Prediction markets encompass diverse categories of events:

  • Political: Electoral contests, legislative outcomes, administrative transitions, international developments
  • Financial: Digital asset valuations, monetary policy shifts, macroeconomic metrics
  • Sports: Tournament victors, competitive results, athlete accomplishments
  • Science & technology: Computational intelligence breakthroughs, orbital missions, environmental benchmarks
  • Entertainment: Ceremonial honours, theatrical revenues, popular phenomena

Major Prediction Market Platforms

Polymarket commands the global prediction market landscape, processing approximately $1.5 billion in annual transaction volume. It leverages USDC on the Polygon blockchain for verifiable, decentralised settlement. Kalshi represents the CFTC-authorised option within the United States. Metaculus and Manifold furnish unpaid forecasting communities for skill development and probability calibration.

The History of Prediction Markets

Prediction markets possess considerable historical precedent. The Iowa Electronic Markets, administered by the University of Iowa commencing in 1988, established that modest-scale prediction markets could anticipate US presidential elections with superior precision compared to prominent polling organisations.

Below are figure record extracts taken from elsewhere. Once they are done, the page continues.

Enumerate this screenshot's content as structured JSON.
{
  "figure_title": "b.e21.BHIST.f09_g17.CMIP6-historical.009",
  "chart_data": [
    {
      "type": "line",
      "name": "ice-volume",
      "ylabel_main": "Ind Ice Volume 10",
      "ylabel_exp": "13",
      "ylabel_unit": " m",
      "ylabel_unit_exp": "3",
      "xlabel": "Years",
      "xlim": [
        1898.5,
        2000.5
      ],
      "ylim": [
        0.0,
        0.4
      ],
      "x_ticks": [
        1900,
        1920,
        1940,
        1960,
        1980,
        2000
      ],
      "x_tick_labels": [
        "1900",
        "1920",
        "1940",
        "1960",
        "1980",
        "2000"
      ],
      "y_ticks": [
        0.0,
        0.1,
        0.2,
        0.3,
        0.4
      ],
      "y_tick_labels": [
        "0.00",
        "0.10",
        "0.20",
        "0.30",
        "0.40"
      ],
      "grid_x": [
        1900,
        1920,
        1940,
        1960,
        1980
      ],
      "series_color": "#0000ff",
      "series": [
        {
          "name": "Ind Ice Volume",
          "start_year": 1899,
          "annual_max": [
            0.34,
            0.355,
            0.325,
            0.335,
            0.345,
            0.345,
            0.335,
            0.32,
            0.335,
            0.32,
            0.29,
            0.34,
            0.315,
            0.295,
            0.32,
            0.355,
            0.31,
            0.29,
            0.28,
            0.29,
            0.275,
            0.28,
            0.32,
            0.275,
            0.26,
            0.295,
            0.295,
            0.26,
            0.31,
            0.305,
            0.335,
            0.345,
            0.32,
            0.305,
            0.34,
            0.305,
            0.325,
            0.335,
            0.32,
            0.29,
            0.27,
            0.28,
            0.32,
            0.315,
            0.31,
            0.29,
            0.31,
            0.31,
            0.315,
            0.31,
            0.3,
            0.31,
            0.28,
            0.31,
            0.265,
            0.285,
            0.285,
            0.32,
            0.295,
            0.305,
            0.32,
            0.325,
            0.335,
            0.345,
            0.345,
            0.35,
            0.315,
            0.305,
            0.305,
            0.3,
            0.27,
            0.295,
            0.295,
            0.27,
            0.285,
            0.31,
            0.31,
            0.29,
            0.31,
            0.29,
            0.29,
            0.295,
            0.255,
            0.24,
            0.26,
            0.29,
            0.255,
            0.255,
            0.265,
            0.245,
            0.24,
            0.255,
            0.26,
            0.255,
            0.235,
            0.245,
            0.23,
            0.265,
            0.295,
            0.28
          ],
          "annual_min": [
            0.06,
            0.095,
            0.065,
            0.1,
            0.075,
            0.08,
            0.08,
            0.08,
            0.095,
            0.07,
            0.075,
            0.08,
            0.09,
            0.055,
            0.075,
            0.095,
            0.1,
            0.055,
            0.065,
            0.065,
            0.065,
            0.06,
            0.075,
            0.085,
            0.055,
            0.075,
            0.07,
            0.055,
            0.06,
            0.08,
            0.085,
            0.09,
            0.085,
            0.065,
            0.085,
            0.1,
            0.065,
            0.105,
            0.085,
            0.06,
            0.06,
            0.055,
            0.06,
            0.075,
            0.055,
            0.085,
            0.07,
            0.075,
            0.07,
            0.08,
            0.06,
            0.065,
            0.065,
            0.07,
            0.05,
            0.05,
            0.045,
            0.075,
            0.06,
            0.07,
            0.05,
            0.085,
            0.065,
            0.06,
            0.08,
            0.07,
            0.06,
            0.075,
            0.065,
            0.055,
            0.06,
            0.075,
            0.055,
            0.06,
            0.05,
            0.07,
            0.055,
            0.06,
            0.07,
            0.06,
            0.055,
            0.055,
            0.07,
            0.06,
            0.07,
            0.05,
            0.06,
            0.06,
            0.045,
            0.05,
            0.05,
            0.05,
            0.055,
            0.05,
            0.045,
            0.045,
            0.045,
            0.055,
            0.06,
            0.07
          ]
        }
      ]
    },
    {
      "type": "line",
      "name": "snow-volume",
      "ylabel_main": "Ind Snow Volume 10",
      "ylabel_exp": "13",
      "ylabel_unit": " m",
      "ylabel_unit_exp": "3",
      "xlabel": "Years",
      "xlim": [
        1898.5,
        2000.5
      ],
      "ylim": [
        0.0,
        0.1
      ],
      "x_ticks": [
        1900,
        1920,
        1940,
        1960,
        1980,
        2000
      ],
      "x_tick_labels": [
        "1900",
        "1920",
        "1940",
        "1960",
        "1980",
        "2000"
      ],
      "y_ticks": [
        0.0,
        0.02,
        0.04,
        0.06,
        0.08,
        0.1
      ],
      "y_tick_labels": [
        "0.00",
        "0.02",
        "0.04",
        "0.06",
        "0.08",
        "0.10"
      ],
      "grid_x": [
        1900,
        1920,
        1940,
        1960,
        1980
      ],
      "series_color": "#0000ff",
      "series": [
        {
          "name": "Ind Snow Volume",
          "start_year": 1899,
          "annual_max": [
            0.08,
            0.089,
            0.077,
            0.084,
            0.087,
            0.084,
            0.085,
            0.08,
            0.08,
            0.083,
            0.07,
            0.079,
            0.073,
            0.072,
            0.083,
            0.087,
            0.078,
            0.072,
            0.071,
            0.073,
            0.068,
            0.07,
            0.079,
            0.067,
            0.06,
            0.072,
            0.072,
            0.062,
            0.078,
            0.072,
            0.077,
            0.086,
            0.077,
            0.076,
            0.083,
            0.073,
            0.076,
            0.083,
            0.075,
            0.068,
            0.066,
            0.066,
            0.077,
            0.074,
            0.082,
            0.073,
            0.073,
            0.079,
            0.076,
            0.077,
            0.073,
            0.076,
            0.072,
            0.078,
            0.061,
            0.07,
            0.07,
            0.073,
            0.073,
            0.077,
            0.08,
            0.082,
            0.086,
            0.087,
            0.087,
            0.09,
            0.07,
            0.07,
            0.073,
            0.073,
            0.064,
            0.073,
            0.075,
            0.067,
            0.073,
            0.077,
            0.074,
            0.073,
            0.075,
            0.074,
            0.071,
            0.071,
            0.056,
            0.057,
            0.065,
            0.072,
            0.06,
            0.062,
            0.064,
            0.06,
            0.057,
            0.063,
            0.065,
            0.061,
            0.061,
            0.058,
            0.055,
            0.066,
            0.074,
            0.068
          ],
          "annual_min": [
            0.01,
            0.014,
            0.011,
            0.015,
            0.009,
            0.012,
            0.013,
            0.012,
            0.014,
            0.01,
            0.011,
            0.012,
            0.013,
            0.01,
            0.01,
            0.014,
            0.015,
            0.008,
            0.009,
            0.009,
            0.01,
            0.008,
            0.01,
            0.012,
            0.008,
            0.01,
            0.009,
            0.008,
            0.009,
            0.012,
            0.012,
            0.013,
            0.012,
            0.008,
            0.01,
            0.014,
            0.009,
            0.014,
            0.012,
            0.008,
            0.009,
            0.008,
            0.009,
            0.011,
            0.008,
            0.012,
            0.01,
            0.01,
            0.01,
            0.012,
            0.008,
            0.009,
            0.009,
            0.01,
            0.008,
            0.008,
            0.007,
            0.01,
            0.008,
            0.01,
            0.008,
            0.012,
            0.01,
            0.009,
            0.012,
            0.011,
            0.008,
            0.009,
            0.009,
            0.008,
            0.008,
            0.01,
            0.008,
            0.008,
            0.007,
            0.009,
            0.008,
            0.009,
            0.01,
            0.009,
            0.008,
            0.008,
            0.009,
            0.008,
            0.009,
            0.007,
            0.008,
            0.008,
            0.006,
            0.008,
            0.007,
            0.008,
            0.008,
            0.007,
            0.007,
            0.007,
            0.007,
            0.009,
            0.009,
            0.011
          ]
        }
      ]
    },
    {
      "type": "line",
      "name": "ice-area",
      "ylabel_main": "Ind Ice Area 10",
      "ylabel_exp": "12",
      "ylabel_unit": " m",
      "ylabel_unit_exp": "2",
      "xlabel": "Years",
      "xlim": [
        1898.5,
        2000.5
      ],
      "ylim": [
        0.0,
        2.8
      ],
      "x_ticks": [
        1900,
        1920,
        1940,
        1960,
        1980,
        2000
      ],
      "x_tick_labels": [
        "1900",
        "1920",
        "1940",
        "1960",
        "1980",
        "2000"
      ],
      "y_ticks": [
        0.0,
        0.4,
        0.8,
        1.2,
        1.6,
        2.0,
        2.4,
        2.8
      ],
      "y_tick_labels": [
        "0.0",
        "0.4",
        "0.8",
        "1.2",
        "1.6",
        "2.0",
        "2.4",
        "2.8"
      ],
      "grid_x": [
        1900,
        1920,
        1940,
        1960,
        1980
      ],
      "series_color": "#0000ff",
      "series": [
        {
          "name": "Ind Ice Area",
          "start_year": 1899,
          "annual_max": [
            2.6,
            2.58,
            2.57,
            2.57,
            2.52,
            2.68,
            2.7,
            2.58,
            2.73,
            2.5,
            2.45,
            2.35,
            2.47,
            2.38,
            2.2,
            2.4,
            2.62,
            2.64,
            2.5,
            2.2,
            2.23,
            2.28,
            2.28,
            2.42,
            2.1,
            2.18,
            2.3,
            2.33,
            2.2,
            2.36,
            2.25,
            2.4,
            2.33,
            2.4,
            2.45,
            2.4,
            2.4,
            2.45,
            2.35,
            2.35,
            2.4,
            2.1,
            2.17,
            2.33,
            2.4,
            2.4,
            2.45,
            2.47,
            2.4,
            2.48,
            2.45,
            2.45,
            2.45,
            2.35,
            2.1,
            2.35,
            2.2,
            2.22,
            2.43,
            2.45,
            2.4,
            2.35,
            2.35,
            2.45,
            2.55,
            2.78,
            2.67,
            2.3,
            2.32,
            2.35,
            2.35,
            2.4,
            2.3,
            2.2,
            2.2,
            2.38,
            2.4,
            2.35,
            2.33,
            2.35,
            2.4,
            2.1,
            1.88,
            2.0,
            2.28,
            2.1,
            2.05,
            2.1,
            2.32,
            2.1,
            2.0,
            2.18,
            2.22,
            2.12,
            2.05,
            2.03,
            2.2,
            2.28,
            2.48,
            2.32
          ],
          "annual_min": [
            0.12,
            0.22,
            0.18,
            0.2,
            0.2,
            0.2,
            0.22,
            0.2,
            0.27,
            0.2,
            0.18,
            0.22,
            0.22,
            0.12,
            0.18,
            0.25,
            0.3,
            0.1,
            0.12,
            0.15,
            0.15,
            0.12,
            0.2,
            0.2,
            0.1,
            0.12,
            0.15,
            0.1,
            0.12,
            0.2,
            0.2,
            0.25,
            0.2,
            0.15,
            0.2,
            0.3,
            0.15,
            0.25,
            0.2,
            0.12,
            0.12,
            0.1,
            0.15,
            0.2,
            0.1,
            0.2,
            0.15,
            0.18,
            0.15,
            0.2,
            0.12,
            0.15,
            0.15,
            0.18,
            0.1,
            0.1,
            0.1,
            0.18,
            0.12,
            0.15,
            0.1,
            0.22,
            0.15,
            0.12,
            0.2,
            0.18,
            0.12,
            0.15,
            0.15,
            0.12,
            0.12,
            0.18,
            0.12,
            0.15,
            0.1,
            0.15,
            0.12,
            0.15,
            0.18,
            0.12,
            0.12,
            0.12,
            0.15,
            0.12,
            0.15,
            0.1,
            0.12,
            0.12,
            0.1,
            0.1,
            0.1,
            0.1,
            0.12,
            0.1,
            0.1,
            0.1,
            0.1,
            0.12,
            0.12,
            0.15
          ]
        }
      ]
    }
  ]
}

Broader recognition arrived during the 2000s following platforms such as Intrade, which accurately projected the 2008 US election outcome before mainstream broadcasters.

Distributed ledger technology revolutionised the sector. Augur debuted in 2018 as the inaugural decentralised prediction market operating on Ethereum. Polymarket, established in 2020, merged blockchain-based settlement with accessible user experience design and rapidly achieved market leadership.

How to Get Started

Commencing with prediction markets presents minimal complexity:

  1. Choose a platform: PolyGram streamlines account creation whilst granting entry to Polymarket's comprehensive trading liquidity
  2. Fund your account: Transfer USDC or utilise debit card payment
  3. Browse markets: Identify contests matching your expertise — political races, cryptocurrency, athletics, amongst others
  4. Make your first trade: Acquire YES or NO contracts aligned with your assessment
  5. Track your portfolio: Supervise holdings and liquidate positions prior to settlement if capturing profits appeals

Prepared to transform your forecasts into returns? Start trading on PolyGram →

Sarah Whitfield
Markets Editor — Political Forecasting

Sarah has tracked political prediction markets and election forecasting since the 2020 US cycle. Focus: US presidential, congressional, and UK parliamentary contracts.